PhD, Texas Woman's University
MA, Texas Woman's University
BA, Temple University
Meta G. Carstarphen, Ph.D., APR, professor, is a faculty member in the Strategic Communication area of the Gaylord College of Journalism and Communication. Her research interests are to explore the intentional use of mediated communication to create transformative, collaborative and diversified social change. She explores these themes through topics defined by rhetorical theory, historiography, race/gender/class inclusivity, and the intersection of tourism media and culture.
In 2016, Carstarphen received her second Gaylord Professorship, during which she will focus on projects that will focus on how organizations build influence, both historically and in contemporary settings, through diverse and non-traditional networks. She received the first Gaylord Professorship ever awarded in 2005 for her proposal to explore the legacy and cultural impact of 108 American Indian and African American newspapers published in the nineteenth century in what eventually became the state of Oklahoma. She subsequently published American Indians and the Mass Media (2012) with Penn State colleague Prof. John Sanchez, which was the only text about this subject that explored Indian media representation, history and law from both native and non-native contributors.

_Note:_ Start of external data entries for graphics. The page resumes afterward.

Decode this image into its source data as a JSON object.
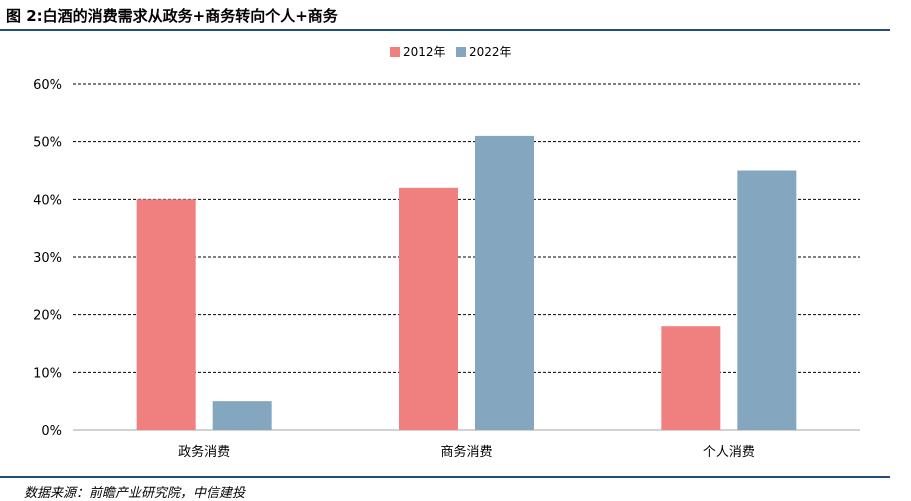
{
  "header": {
    "title": "图 2:白酒的消费需求从政务+商务转向个人+商务"
  },
  "footer": {
    "source": "数据来源：前瞻产业研究院，中信建投"
  },
  "colors": {
    "series_2012": "#f08080",
    "series_2022": "#84a6be",
    "rule": "#1f4e79"
  },
  "chart_data": {
    "type": "bar",
    "categories": [
      "政务消费",
      "商务消费",
      "个人消费"
    ],
    "series": [
      {
        "name": "2012年",
        "values": [
          40,
          42,
          18
        ],
        "color": "#f08080"
      },
      {
        "name": "2022年",
        "values": [
          5,
          51,
          45
        ],
        "color": "#84a6be"
      }
    ],
    "y_ticks": [
      "0%",
      "10%",
      "20%",
      "30%",
      "40%",
      "50%",
      "60%"
    ],
    "ylim": [
      0,
      60
    ],
    "grid": true,
    "legend_position": "top-center"
  }
}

An award-winning magazine author, Carstarphen worked for the leading jewelry trade magazine, JC-K, where she earned awards for investigative reporting and feature writing as part of team reports about discrimination in the jewelry industry and the impact of digital technologies upon watches, respectively her books include Sexual Rhetoric: Media Perspectives on Sexuality, Gender and Identity, (Greenwood, 1999), Writing PR: A Multimedia Approach (Allyn & Bacon, 2004), American Indians and the Mass Media (University of Oklahoma Press, 2012 ), and Race, Gender Class and the Media (Kendall Hunt, 2012, 2014, and 3rd edition forthcoming in 2017). She teaches undergraduate and graduate classes in race/gender/class and the media, public relations and rhetoric.

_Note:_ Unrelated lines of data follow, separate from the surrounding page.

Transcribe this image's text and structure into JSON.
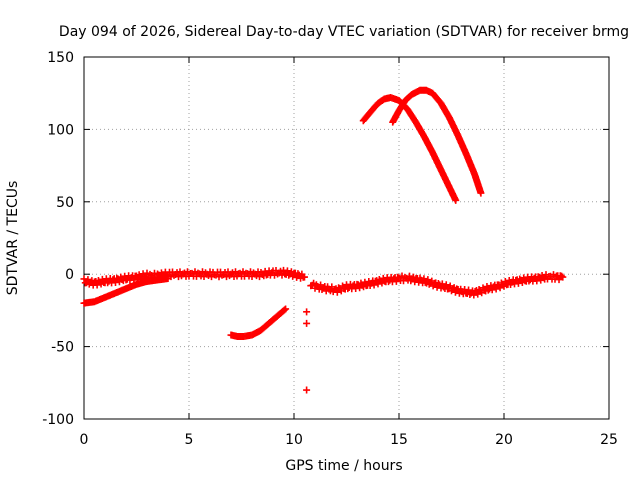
{
  "chart_data": {
    "type": "scatter",
    "title": "Day 094 of 2026, Sidereal Day-to-day VTEC variation (SDTVAR) for receiver brmg",
    "xlabel": "GPS time / hours",
    "ylabel": "SDTVAR / TECUs",
    "xlim": [
      0,
      25
    ],
    "ylim": [
      -100,
      150
    ],
    "xticks": [
      0,
      5,
      10,
      15,
      20,
      25
    ],
    "yticks": [
      -100,
      -50,
      0,
      50,
      100,
      150
    ],
    "grid": true,
    "marker": "plus",
    "color": "#ff0000",
    "series": [
      {
        "name": "baseline",
        "x": [
          0.0,
          0.5,
          1.0,
          1.5,
          2.0,
          2.5,
          3.0,
          3.5,
          4.0,
          4.5,
          5.0,
          5.5,
          6.0,
          6.5,
          7.0,
          7.5,
          8.0,
          8.5,
          9.0,
          9.5,
          10.0,
          10.5
        ],
        "y": [
          -5,
          -6,
          -5,
          -4,
          -3,
          -2,
          -1,
          -1,
          0,
          0,
          0,
          0,
          0,
          0,
          0,
          0,
          0,
          0,
          1,
          1,
          0,
          -2
        ]
      },
      {
        "name": "baseline-2",
        "x": [
          10.8,
          11.2,
          11.6,
          12.0,
          12.5,
          13.0,
          13.5,
          14.0,
          14.5,
          15.0,
          15.5,
          16.0,
          16.5,
          17.0,
          17.5,
          18.0,
          18.5,
          19.0,
          19.5,
          20.0,
          20.5,
          21.0,
          21.5,
          22.0,
          22.5,
          22.8
        ],
        "y": [
          -7,
          -9,
          -10,
          -11,
          -9,
          -8,
          -7,
          -5,
          -4,
          -3,
          -3,
          -4,
          -6,
          -8,
          -10,
          -12,
          -13,
          -11,
          -9,
          -7,
          -5,
          -4,
          -3,
          -2,
          -2,
          -2
        ]
      },
      {
        "name": "ramp-early",
        "x": [
          0.0,
          0.5,
          1.0,
          1.5,
          2.0,
          2.5,
          3.0,
          3.5,
          4.0
        ],
        "y": [
          -20,
          -19,
          -16,
          -13,
          -10,
          -7,
          -5,
          -4,
          -3
        ]
      },
      {
        "name": "ramp-mid",
        "x": [
          7.0,
          7.3,
          7.6,
          8.0,
          8.4,
          8.8,
          9.2,
          9.6
        ],
        "y": [
          -42,
          -43,
          -43,
          -42,
          -39,
          -34,
          -29,
          -24
        ]
      },
      {
        "name": "outliers",
        "x": [
          10.6,
          10.6,
          10.6
        ],
        "y": [
          -26,
          -34,
          -80
        ]
      },
      {
        "name": "arc-1",
        "x": [
          13.3,
          13.7,
          14.0,
          14.3,
          14.6,
          15.0,
          15.4,
          15.8,
          16.2,
          16.6,
          17.0,
          17.4,
          17.7
        ],
        "y": [
          106,
          113,
          118,
          121,
          122,
          120,
          114,
          105,
          95,
          84,
          72,
          60,
          51
        ]
      },
      {
        "name": "arc-2",
        "x": [
          14.7,
          15.0,
          15.3,
          15.6,
          16.0,
          16.3,
          16.6,
          17.0,
          17.4,
          17.8,
          18.2,
          18.6,
          18.9
        ],
        "y": [
          105,
          113,
          120,
          124,
          127,
          127,
          125,
          118,
          108,
          96,
          83,
          69,
          56
        ]
      }
    ]
  }
}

Carstarphen joined the Gaylord faculty in 2002, becoming the first tenured African American professor in its history thus far. Over her tenure, she has served as Associate Dean for Academic Affairs and Graduate Director. As a member of the OU community, Carstarphen has received notable recognitions for her public outreach to students and to other communities. These include the 2012 OU Award for Distinguished Public Service, selection as a Faculty-in-Residence member from 2006 to 2010, and being selected twice as a “Namesake” mentor for incoming freshmen as part of OU’s Camp Crimson. Her most recent selection for this honor came in June 2016 as part of Camp Crimson’s 20th anniversary celebrations. Carstarphen is married and has two sons, and lives in Norman, OK.